Al Papa sono state anche ricordate ed evidenziate, da parte del Presidente irlandese, “le adozioni illegali commesse nel novecento nelle Magdalene Laundries” molte gestite da suore, appartenenti a vari ordini, per conto della Chiesa (Case Magdalene, cioè istituti femminili che accoglievano ragazze orfane e ragazze madri ritenute, per questo, immorali per via della loro condotta considerata peccaminosa) e, nell’incontro successivo avuto con alcune persone ormai adulte “ma strappate da piccole alle madri” gli è stato detto che ci sono circa “centomila madri sole a cui hanno tolto i loro bambini” per darli in adozione.

Per quanto riguarda il comportamento criminoso, “molto gravemente disturbato” e distorto delle suore che “dirigevano e vivevano” nelle Magdalene Laundries Papa Francesco ha chiesto, nuovamente, perdono impegnandosi a… .

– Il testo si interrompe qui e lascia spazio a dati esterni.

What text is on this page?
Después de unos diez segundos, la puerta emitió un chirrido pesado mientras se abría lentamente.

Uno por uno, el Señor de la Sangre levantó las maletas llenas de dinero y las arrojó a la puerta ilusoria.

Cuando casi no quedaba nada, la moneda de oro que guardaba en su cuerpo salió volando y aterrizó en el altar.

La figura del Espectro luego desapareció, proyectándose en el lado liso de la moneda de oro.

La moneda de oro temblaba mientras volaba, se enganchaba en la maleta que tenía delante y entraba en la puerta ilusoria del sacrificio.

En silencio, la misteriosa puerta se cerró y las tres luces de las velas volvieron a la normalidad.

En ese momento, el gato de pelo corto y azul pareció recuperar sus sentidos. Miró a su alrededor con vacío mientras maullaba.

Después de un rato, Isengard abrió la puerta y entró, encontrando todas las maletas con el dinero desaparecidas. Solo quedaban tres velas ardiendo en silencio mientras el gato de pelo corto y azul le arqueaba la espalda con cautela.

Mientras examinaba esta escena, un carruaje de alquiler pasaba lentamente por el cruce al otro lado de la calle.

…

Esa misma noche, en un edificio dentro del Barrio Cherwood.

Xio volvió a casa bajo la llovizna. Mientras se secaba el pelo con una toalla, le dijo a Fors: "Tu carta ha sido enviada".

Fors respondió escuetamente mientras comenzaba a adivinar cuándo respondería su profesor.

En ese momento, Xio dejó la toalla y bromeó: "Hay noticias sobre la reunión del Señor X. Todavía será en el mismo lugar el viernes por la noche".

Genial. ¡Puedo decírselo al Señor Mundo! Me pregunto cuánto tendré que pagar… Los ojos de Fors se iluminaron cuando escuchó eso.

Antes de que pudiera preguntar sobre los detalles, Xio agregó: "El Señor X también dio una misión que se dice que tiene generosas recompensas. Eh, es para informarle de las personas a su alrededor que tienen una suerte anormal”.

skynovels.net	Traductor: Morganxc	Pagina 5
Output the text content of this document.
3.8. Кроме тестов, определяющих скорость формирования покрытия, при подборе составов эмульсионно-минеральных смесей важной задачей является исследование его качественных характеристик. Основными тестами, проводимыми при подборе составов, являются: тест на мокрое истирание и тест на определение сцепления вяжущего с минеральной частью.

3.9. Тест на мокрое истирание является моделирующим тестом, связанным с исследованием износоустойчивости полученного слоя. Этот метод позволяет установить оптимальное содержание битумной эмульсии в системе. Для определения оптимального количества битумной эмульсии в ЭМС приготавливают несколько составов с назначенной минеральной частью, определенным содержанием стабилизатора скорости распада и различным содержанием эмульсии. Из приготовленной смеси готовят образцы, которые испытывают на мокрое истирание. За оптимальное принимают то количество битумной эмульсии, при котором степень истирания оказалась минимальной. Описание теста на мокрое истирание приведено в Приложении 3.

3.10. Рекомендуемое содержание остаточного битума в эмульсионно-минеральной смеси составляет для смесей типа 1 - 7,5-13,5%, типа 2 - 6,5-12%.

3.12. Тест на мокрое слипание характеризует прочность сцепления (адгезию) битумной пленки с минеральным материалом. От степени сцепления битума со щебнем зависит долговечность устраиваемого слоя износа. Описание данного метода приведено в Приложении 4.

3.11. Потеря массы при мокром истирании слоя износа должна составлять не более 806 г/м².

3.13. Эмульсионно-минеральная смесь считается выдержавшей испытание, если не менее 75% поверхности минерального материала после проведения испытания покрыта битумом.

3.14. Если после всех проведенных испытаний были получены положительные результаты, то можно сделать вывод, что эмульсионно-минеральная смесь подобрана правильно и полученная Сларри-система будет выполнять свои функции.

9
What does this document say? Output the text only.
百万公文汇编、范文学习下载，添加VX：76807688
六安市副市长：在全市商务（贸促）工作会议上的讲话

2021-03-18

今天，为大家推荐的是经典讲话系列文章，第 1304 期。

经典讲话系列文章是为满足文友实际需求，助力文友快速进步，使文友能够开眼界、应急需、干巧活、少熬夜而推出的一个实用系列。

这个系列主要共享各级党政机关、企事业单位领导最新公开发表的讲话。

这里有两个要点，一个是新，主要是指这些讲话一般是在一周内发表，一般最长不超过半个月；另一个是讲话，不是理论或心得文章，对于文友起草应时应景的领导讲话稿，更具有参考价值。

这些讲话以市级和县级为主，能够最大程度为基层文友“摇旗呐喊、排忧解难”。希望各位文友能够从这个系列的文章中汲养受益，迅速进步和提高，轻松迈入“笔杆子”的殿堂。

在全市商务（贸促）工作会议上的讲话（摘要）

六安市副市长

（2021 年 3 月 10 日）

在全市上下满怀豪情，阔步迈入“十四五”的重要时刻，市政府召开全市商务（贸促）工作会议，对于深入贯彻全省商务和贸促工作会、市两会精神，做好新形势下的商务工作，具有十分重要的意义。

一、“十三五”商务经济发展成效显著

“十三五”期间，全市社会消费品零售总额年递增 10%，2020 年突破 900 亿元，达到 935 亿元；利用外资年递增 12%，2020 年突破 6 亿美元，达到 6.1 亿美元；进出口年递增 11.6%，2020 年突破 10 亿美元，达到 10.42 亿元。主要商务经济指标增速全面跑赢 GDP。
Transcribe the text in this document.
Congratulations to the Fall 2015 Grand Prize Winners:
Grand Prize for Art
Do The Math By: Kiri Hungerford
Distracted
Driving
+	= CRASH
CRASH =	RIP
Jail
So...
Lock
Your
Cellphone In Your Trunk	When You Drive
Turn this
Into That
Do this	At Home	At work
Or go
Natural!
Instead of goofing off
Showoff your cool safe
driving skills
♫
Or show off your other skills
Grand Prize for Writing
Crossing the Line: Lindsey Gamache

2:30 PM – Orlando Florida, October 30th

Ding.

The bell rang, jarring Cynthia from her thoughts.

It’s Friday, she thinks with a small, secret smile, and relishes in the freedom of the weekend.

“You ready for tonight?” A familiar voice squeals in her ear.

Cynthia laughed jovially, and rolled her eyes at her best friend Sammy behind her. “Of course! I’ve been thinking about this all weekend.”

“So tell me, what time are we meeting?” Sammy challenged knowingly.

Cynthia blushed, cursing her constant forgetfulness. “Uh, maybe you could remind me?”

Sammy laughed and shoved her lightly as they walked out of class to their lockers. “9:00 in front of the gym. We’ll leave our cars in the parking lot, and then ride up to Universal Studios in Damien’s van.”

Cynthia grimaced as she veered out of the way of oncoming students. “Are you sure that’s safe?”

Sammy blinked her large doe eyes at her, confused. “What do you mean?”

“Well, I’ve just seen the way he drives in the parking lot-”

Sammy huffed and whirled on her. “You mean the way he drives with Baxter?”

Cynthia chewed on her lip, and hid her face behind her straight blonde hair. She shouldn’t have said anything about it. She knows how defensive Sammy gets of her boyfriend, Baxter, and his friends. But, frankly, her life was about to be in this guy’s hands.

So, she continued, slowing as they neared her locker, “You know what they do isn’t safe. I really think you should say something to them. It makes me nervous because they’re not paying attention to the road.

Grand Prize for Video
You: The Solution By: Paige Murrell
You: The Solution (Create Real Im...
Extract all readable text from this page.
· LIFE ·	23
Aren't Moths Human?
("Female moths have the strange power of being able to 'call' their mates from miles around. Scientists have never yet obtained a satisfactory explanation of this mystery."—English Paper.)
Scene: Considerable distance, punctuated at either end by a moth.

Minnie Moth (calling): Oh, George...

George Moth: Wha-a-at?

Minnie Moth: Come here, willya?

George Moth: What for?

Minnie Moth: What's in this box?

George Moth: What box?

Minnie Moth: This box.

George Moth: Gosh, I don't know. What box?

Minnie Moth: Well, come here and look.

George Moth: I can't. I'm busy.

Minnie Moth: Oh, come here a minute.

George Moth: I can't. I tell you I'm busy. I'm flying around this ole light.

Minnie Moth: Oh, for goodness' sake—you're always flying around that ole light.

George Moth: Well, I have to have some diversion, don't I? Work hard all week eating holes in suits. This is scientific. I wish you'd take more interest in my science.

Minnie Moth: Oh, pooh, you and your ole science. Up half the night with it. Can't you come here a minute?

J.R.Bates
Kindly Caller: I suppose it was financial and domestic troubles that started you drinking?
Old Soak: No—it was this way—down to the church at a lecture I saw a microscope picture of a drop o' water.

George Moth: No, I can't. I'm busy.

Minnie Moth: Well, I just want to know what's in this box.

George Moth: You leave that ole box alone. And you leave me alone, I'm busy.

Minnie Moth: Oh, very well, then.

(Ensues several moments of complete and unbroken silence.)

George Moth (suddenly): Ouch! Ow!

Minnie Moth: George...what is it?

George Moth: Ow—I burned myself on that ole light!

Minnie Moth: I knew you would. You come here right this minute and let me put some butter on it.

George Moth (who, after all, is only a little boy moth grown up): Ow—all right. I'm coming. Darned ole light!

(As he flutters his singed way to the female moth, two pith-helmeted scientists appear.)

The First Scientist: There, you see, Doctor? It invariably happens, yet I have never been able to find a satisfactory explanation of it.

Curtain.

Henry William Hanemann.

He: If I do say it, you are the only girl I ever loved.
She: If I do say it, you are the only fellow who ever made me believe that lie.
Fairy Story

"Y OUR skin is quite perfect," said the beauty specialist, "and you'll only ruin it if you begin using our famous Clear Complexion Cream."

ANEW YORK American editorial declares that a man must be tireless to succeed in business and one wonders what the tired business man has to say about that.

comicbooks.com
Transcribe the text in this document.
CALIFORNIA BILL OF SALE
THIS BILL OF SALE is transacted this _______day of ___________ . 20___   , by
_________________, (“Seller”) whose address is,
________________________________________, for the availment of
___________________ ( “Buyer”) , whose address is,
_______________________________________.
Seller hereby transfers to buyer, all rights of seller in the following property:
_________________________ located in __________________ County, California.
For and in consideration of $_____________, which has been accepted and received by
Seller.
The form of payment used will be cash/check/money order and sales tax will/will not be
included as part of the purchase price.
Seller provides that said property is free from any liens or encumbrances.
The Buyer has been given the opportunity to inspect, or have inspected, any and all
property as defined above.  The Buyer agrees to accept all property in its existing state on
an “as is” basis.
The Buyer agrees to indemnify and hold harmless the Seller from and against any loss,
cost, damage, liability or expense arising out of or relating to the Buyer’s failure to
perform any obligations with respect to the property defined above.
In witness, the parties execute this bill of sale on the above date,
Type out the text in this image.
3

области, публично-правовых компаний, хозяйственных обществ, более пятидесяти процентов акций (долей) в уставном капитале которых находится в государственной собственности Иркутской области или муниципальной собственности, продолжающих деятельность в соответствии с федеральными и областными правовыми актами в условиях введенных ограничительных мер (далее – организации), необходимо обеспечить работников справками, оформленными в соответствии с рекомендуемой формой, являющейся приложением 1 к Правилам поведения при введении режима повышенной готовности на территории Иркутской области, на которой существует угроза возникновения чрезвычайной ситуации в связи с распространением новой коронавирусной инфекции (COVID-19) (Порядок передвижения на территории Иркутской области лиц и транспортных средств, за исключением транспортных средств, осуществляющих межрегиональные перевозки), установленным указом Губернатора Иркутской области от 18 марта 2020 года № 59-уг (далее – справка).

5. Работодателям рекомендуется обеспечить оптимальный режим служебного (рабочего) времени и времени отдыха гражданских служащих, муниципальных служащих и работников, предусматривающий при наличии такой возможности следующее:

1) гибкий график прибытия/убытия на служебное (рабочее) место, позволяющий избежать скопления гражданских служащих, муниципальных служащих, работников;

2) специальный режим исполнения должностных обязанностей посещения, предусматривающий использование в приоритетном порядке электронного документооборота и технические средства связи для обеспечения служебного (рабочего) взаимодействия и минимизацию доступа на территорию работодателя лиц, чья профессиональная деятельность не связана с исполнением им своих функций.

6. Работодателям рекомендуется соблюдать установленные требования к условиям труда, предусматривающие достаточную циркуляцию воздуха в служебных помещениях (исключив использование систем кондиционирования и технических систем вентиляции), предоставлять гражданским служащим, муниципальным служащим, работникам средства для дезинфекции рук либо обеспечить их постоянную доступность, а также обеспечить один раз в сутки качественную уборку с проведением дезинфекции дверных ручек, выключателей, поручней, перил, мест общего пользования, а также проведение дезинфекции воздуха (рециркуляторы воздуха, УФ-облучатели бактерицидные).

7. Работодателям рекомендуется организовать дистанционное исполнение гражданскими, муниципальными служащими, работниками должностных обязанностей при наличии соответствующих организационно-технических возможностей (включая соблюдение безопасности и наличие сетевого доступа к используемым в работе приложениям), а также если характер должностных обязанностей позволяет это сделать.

La “depravazione psichica”, da intendersi come “disturbo psichico”, può annidarsi e si annida dovunque e non soltanto nelle persone prese individualmente ma in qualunque posto della società e anche nei “luoghi e strutture più impensate” per lo scopo che dicono di prefiggersi ma nelle quali, invece, vari uomini che le compongono le tradiscono totalmente e brutalmente in relazione al fine da loro promesso e, inoltre, si verifica anche che “altre persone che sanno dei crimini o delle malefatte siano conniventi con loro”.

Per concludere… “il disturbo psichico… anche grave” si può annidare e mascherare dovunque ed è, quindi, necessario e importante individuarne l’eventuale “portatore” per “proteggere e difendere” le persone che fruiranno del lavoro degli psicologi clinici affinché non debbano MAI incontrarne uno.